Here's I'd remark that Traversable is a kind of specialized Functor, not a "generalization" of it. One of the key facts about any Traversable (or, actually, about Foldable, which Traversable extends) is that it requires that the elements of any structure have a linear order—you can turn any Traversable into a list of its elements (with Foldable.toList).

Another, less obvious fact about Traversable is that the following functions exist (adapted from Gibbons & Oliveira, "The Essence of the Iterator Pattern"):

-- | A "shape" is a Traversable structure with "no content," 
-- i.e., () at all locations.
type Shape t = t ()

-- | "Contents" without a shape are lists of elements.
type Contents a = [a]

shape :: Traversable t => t a -> Shape t
shape = fmap (const ())

contents :: Traversable t => t a -> Contents a
contents = Foldable.toList

-- | This function reconstructs any Traversable from its Shape and
-- Contents.  Law:
--
-- > reassemble (shape xs) (contents xs) == Just xs
--
-- See Gibbons & Oliveira for implementation.  Or do it as an exercise.
-- Hint: use the State monad...
--
reassemble :: Traversable t => Shape t -> Contents a -> Maybe (t a)

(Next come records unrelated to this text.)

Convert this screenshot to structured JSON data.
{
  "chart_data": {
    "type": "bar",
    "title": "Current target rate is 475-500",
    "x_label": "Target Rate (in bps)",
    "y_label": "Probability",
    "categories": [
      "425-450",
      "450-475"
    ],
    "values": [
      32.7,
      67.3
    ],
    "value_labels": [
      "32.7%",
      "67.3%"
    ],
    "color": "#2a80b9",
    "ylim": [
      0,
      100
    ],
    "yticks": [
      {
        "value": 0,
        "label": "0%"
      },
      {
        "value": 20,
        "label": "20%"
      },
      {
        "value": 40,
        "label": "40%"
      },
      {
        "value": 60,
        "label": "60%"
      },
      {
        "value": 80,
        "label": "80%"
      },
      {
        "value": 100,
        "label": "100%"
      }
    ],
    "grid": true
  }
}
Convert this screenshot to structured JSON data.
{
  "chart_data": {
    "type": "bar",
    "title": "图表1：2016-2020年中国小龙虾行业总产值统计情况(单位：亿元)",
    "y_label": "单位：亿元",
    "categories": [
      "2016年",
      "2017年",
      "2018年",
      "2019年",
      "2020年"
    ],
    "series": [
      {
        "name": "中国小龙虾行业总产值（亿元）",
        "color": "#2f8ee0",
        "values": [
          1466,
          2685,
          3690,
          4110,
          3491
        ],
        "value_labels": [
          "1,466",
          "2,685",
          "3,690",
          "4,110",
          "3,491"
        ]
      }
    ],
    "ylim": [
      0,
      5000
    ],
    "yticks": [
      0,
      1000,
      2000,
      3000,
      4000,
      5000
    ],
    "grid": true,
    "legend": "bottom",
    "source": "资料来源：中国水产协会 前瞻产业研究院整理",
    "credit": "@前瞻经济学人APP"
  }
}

A Traversable instance for sets would violate the proposed law, because all non-empty sets would have the same Shape—the set whose Contents is [()]. From this it should be easy to prove that whenever you try to reassemble a set you would only ever get the empty set or a singleton back.

Lesson? Traversable "preserves shape" in a very specific, stronger sense than Functor does.

Answer 3

Set is "just" a functor (not a Functor) from the subcategory of Hask where Eq is "nice" (i.e. the subcategory where congruence, substitution, holds). If constraint kinds were around from way back then perhaps set would be a Functor of some kind.